British Children’s Author, Icona, says, “I love public libraries because they are built on the principle that books are so important and so necessary to human flourishing that access to them cannot depend on your income.”

Mrs. Claus' Reading Time at Portage Regional Library - -  Local news, Weather, Sports, Free Classifieds and Job Listings
Inside the Portage la Prairie Regional Library

I couldn’t agree more. I treasure sweet memories of taking my three children to our library. They’d each pick out their limit of three (that limit no longer exists) and we’d read them over and over until our next visit. Now, my kids take their kids to libraries in their respective communities. There’s no more economical way to instill the love of reading in your children. Library cards are free, and I can’t imagine why anybody wouldn’t want one. February is “I Love to Read” month, so now’s the time to join!

Our library has come a long way.
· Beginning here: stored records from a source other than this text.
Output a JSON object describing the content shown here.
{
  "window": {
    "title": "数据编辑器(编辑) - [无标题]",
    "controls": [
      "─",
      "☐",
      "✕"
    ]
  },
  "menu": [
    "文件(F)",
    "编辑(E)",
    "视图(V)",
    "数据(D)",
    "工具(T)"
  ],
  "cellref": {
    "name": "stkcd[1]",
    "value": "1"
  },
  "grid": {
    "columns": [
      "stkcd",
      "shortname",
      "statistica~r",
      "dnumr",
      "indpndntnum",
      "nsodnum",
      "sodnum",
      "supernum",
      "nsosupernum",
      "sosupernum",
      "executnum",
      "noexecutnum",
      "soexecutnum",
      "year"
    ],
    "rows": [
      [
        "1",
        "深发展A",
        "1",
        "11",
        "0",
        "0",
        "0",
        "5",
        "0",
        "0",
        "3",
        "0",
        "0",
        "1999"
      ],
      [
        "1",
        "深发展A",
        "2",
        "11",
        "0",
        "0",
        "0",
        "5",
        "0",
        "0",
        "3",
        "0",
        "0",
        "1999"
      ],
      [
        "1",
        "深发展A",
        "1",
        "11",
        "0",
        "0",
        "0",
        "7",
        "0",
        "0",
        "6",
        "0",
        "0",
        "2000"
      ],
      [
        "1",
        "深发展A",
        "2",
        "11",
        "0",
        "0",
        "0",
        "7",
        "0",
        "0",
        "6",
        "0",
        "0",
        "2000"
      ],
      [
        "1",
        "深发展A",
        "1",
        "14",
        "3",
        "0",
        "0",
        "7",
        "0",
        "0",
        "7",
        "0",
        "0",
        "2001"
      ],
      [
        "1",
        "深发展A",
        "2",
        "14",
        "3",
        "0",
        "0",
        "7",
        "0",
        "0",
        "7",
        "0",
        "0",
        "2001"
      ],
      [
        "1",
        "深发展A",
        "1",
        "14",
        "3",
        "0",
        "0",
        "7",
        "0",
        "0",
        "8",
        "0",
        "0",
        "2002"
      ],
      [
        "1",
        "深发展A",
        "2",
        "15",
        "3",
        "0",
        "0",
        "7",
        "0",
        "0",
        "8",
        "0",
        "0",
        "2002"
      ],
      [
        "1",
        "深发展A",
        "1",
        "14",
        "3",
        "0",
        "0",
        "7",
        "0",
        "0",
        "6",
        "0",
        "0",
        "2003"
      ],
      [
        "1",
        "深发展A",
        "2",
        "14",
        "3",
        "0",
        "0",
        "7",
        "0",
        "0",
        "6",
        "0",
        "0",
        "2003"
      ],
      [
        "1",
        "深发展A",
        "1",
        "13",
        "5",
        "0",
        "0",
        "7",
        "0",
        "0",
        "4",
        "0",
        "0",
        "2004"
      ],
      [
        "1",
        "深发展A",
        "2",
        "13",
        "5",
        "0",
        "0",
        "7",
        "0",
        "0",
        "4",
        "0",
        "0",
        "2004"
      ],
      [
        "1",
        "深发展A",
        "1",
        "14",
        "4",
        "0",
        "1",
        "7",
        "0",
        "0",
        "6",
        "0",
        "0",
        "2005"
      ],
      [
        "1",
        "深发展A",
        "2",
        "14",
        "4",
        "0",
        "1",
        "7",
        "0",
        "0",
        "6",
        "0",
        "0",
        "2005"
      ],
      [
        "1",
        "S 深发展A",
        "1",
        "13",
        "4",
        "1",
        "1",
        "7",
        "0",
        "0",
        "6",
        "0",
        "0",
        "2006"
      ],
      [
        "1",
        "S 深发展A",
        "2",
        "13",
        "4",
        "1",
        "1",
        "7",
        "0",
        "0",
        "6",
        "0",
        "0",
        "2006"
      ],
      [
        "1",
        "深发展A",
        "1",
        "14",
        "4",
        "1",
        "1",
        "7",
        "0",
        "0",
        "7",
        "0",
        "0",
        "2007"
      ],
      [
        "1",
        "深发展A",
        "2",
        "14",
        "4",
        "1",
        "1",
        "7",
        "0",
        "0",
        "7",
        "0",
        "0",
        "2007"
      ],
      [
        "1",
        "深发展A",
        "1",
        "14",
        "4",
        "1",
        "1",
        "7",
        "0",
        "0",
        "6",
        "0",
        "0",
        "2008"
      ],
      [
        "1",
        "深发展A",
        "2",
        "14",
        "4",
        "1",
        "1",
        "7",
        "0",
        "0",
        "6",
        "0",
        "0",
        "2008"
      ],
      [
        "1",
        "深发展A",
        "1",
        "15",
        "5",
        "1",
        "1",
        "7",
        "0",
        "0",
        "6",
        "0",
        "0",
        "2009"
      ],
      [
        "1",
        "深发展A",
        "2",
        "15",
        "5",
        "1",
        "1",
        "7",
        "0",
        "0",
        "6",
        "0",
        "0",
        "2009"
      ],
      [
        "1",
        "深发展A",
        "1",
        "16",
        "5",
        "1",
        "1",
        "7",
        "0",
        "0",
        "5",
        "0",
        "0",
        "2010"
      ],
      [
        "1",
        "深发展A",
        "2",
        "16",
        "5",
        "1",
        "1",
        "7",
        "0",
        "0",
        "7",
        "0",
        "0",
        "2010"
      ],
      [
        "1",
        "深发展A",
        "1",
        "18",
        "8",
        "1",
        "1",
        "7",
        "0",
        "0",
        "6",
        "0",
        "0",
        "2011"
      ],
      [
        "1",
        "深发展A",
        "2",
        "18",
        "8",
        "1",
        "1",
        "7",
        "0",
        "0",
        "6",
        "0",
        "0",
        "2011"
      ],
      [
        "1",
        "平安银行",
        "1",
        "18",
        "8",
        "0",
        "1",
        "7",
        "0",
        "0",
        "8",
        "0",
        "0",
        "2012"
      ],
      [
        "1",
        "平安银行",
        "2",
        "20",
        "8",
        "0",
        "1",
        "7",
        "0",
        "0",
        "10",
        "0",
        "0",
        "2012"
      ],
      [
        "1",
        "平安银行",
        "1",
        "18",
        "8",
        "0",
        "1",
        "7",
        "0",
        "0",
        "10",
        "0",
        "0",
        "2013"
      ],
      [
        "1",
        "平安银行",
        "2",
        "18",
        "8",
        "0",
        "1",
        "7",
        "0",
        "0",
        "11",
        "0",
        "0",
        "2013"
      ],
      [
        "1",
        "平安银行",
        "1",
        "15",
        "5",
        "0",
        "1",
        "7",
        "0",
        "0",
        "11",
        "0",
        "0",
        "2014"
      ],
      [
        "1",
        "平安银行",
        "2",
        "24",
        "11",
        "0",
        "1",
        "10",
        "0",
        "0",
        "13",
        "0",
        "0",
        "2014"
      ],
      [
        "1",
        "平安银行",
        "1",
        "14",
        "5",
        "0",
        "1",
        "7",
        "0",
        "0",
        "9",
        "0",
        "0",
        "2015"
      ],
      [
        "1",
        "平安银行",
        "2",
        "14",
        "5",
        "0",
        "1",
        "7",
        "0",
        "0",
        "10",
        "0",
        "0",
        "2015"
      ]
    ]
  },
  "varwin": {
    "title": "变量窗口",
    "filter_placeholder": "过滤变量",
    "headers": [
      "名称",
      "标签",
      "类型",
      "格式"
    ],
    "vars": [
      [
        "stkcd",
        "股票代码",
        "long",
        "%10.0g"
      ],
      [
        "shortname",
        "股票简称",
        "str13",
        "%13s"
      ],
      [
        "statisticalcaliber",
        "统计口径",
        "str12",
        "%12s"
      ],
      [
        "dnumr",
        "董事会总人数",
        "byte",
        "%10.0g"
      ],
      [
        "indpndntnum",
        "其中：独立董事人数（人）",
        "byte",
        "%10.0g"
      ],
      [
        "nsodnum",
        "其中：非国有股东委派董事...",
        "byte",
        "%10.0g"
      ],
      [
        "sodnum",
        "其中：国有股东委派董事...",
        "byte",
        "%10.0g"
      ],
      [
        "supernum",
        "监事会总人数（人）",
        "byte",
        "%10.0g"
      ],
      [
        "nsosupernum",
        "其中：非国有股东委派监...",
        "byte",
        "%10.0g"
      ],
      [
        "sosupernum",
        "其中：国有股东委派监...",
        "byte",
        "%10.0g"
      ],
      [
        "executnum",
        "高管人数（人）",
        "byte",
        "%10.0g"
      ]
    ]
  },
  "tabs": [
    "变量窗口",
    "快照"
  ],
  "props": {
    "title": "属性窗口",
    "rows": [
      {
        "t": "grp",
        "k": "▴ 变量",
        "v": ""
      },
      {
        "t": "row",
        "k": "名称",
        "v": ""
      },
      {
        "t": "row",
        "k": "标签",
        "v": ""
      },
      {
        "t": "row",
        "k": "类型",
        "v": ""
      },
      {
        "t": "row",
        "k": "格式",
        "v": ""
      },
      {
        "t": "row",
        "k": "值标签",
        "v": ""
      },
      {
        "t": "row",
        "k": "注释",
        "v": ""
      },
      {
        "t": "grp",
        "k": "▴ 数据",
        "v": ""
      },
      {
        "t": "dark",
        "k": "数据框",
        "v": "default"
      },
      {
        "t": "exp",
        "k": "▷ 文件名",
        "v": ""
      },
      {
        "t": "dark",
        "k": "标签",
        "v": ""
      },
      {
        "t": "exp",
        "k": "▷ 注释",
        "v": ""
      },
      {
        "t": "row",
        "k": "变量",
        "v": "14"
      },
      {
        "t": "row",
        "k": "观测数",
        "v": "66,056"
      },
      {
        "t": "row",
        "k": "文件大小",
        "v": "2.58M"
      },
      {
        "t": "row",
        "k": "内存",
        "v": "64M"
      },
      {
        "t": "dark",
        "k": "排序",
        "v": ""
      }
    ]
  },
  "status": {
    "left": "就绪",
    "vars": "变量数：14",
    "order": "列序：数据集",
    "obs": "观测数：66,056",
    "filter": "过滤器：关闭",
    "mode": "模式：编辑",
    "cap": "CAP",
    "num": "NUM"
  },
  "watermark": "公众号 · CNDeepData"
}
Besides print books, they offer audiobooks, eBooks, videos, internet and computer use, special events, and more. If they don’t have the book you want, they can usually obtain it for you through the interlibrary loan service.

As an author, I’ve been blown away by the support from our library, whether researching a novel or promoting and hosting a book launch. I’d be lost (and extremely broke!) without them. God bless all the staff and volunteers, and thanks for the awesome service!

If you’re reading this and you are one of the 20 who checked out The Last Piece in 2022, thank you from the bottom of my heart!